When answering the question, Xiao Cun accidentally fell between him and Ye Sangyu, who was at the bottom of the score.
In this case, the teacher and the director of teaching unanimously determined that Ye Sangyu, who was at the bottom of the grade, cheated and informed the parents.
Faced with the teacher's accusations, Dad calmly asked Ye Sangyu what the truth of the matter was.
After listening to his daughter's answer, the father said firmly:
"Saying that my daughter is not studying well, I admit it.

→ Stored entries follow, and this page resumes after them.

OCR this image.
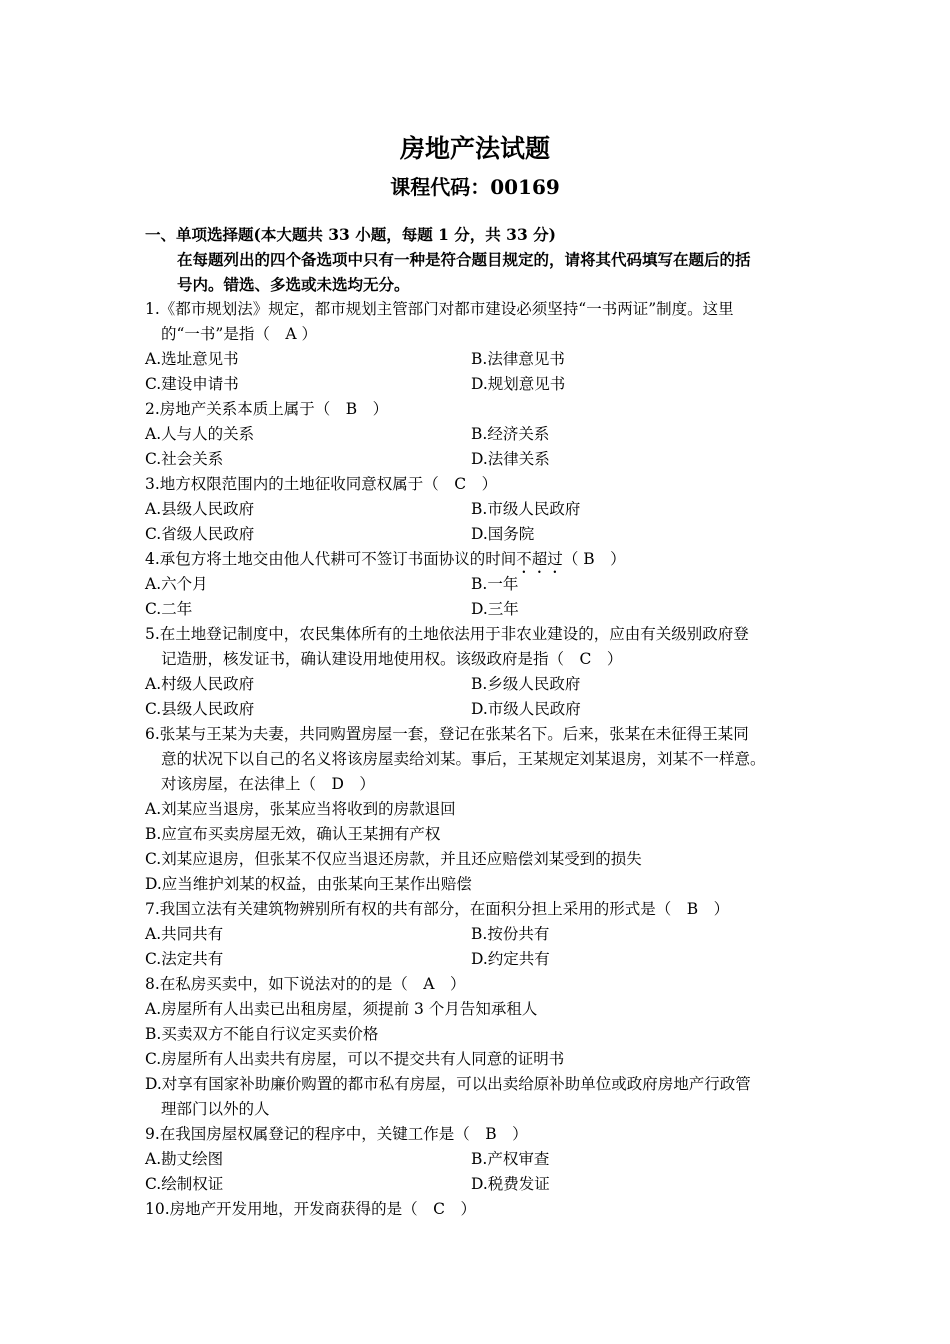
房地产法试题
课程代码：00169
一、单项选择题(本大题共 33 小题，每题 1 分，共 33 分)
在每题列出的四个备选项中只有一种是符合题目规定的，请将其代码填写在题后的括
号内。错选、多选或未选均无分。
1.《都市规划法》规定，都市规划主管部门对都市建设必须坚持“一书两证”制度。这里
的“一书”是指（　A ）
A.选址意见书	B.法律意见书
C.建设申请书	D.规划意见书
2.房地产关系本质上属于（　B　）
A.人与人的关系	B.经济关系
C.社会关系	D.法律关系
3.地方权限范围内的土地征收同意权属于（　C　）
A.县级人民政府	B.市级人民政府
C.省级人民政府	D.国务院
4.承包方将土地交由他人代耕可不签订书面协议的时间不超过（ B　）
A.六个月	B.一年
C.二年	D.三年
5.在土地登记制度中，农民集体所有的土地依法用于非农业建设的，应由有关级别政府登
记造册，核发证书，确认建设用地使用权。该级政府是指（　C　）
A.村级人民政府	B.乡级人民政府
C.县级人民政府	D.市级人民政府
6.张某与王某为夫妻，共同购置房屋一套，登记在张某名下。后来，张某在未征得王某同
意的状况下以自己的名义将该房屋卖给刘某。事后，王某规定刘某退房，刘某不一样意。
对该房屋，在法律上（　D　）
A.刘某应当退房，张某应当将收到的房款退回
B.应宣布买卖房屋无效，确认王某拥有产权
C.刘某应退房，但张某不仅应当退还房款，并且还应赔偿刘某受到的损失
D.应当维护刘某的权益，由张某向王某作出赔偿
7.我国立法有关建筑物辨别所有权的共有部分，在面积分担上采用的形式是（　B　）
A.共同共有	B.按份共有
C.法定共有	D.约定共有
8.在私房买卖中，如下说法对的的是（　A　）
A.房屋所有人出卖已出租房屋，须提前 3 个月告知承租人
B.买卖双方不能自行议定买卖价格
C.房屋所有人出卖共有房屋，可以不提交共有人同意的证明书
D.对享有国家补助廉价购置的都市私有房屋，可以出卖给原补助单位或政府房地产行政管
理部门以外的人
9.在我国房屋权属登记的程序中，关键工作是（　B　）
A.勘丈绘图	B.产权审查
C.绘制权证	D.税费发证
10.房地产开发用地，开发商获得的是（　C　）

To say that my daughter cheated on the exam, my parents didn't believe it. ”
Dad's full trust made Ye Sangyu's hanging heart immediately full of security.
The next day, the mother took Ye Sangyu to the teacher and asked the teacher to find out the truth and not to wrongfully accuse her children.
Huang Jingjie, a well-known parenting expert, said:
"The size of the parents' trust in the child determines the size of the child's ability, believe in the child's inner strength, they will self-correct and improve, and finally become strong and excellent."
A child who is unconditionally trusted by his parents is happy.
Because the trust of their parents is the strength and confidence of their self-confidence and bravery.
So, no matter what happens to your child, stand firmly with your child.
Let the child feel the love and trust of the parents, and the child will naturally grow to the sun.
There is a passage in "The Story of McDougall":
"People all over the world don't love you, I only love you." People all over the world don't believe in you, I only believe in you. I love you in my heart and liver, and I believe in you in my toes. ”
This is actually the truest cry in every child's heart.
Every child wants to be trusted by their parents and wants their parents to stand behind them.
Because the trust of parents is the nourishment of their love, the biggest confidence in their lives, and the most powerful glue for parent-child relationships.
Love and trust are the best gifts parents can give to their children.
Parents who dare to trust are the wisest parents.